The KeyMarshaler interface provides mechanisms for marshaling and unmarshaling keys either from disk or during key exchange. Key storage and management is discussed further in the next section.

type KeyMarshaler interface {
    Marshal() ([]byte, error)
    Unmarshal(data []byte) error
}

Key Management

Currently, the keys package wraps two types of objects:

  1. An x.509 Certificate either as a key pair or a stand alone certificate. These types of certificates and private keys are what the TRISA GDS issues to users.
  2. A trisa.api.v1beta1.SigningKey protocol buffer message sent during a key exchange and containing only public key information.
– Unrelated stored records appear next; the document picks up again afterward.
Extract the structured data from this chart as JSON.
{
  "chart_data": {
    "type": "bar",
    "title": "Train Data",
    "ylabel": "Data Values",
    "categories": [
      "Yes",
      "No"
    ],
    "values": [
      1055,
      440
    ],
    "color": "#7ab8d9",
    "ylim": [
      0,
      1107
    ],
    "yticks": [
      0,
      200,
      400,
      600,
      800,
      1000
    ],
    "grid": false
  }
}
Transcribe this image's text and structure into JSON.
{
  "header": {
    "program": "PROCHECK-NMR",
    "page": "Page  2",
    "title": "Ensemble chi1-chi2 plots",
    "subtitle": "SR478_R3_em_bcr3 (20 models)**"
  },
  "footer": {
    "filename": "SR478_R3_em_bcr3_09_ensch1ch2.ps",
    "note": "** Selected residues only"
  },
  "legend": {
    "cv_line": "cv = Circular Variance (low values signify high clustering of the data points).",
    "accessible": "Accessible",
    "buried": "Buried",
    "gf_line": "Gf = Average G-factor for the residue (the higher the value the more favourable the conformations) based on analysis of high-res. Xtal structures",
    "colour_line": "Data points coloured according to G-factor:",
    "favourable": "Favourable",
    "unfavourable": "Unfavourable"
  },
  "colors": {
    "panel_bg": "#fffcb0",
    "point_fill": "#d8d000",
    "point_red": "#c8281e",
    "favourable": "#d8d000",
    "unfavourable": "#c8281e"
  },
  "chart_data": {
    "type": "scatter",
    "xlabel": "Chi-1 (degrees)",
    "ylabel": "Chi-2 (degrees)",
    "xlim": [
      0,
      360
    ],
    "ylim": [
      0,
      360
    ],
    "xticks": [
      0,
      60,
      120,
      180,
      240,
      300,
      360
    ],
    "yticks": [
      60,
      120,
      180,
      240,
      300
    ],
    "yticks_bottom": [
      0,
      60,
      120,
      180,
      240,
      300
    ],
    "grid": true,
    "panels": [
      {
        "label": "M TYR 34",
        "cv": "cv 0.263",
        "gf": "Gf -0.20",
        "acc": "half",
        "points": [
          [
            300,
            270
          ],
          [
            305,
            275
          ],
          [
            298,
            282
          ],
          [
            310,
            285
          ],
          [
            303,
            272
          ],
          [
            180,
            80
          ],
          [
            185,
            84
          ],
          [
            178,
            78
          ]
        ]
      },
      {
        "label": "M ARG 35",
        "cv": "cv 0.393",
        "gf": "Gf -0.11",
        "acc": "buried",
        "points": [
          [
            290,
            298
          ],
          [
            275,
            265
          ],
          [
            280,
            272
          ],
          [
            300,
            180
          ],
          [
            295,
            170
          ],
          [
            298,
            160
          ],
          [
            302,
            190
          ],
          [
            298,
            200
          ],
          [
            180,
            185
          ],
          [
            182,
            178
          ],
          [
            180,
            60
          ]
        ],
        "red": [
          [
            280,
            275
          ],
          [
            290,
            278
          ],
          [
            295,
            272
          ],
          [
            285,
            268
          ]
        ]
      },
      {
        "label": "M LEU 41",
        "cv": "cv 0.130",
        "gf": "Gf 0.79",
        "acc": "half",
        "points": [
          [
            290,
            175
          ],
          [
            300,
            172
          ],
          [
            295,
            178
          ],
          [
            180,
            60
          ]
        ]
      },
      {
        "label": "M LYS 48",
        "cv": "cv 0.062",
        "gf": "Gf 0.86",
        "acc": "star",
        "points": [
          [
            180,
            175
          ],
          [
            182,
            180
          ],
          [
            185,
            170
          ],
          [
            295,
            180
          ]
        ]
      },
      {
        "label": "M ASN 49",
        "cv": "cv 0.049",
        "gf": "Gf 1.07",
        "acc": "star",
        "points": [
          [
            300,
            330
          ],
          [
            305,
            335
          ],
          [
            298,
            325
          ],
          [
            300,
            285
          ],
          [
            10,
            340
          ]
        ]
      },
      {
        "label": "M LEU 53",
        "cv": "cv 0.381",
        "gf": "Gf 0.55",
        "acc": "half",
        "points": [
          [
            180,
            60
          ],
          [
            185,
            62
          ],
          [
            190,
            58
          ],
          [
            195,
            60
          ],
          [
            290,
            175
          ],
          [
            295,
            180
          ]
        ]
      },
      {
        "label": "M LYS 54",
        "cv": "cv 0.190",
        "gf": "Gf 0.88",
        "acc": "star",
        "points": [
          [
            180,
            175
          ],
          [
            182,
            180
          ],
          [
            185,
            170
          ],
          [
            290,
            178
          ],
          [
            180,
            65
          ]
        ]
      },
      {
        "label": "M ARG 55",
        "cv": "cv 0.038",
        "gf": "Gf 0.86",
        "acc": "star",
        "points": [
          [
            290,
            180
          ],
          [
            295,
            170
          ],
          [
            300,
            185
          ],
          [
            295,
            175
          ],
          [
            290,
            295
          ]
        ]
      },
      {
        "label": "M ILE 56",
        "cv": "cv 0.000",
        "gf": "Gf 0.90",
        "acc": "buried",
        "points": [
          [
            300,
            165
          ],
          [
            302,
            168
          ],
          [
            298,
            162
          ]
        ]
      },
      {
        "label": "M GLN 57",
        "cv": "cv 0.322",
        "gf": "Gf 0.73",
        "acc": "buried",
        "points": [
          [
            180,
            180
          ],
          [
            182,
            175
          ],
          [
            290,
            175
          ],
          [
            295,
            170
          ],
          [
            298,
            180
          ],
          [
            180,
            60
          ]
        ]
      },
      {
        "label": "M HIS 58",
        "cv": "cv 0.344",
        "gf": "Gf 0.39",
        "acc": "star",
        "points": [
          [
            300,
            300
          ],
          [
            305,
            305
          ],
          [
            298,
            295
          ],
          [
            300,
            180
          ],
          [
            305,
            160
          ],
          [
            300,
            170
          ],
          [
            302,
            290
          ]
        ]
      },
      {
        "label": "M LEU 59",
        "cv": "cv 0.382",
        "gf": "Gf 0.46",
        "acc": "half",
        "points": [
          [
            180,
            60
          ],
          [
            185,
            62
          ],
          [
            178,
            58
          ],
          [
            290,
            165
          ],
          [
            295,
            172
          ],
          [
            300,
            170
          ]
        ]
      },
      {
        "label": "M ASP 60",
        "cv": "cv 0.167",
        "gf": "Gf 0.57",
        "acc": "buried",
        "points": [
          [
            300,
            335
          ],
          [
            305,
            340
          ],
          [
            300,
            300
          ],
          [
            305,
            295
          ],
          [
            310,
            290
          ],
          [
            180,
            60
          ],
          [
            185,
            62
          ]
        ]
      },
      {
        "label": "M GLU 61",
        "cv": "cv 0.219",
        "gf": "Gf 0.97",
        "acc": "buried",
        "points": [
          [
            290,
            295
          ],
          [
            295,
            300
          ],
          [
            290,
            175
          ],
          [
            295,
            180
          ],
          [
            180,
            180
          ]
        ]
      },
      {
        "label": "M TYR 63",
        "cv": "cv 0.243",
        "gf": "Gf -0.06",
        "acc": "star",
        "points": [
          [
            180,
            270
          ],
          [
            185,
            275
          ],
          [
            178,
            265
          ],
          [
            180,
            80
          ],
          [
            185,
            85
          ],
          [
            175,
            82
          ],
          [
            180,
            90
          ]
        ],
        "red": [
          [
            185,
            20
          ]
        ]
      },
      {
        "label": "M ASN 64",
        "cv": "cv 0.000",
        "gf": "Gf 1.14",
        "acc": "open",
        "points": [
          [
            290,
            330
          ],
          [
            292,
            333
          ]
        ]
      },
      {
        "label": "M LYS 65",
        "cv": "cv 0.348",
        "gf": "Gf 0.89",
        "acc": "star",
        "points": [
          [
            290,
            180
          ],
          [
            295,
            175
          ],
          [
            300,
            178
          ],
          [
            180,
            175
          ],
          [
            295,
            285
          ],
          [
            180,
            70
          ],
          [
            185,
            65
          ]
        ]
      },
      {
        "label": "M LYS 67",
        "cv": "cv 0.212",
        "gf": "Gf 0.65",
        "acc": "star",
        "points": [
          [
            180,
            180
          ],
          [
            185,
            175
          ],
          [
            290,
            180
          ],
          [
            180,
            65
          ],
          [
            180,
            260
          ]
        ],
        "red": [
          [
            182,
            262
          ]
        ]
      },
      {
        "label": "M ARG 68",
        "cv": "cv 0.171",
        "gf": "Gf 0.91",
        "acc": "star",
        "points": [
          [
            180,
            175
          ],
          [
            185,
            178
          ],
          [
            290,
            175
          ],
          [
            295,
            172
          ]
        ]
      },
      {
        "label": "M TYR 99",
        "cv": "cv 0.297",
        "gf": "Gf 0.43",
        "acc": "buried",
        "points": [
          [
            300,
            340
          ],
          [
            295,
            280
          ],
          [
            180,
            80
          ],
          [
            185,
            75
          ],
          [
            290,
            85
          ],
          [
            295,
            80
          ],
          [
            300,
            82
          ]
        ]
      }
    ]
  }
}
Keys can be instantiated from objects using one of the following methods:

Alternatively, they can be parsed from raw data using the ParseKeyExchangedata function, which tries a variety of parsing techniques from PEM encoded data to raw certificate material, to protocol buffer unmarshaling.

When storing private key pairs on disk, TRISA recommends using the Marshal and Unmarshal functions of the Certificate object, which creates PEM encoded keys. Private key pairs should be stored securely, using a dedicated key management system or encrypted disk.

To handle PKCS12 encrypted certificates sent from the GDS via email, use the TRISA trust Serializer to decrypt a trust Provider which can then be used to collect the Certificate object. At this point, the certificates are decrypted and can be marshaled and unmarshaled into secure storage.

Public Exchange keys received from counterparties should be cached in memory for a short duration, and key exchanges should be conducted routinely to ensure the correct keys are used. TRISA recommends caching public keys from counterparties for at most 1 hour or for the duration of a TransferStream RPC. When creating secure envelopes in batch, if the counterparty is unreachable for a key exchange, you may request the sealing certificate of the counterparty from the GDS using the Lookup RPC.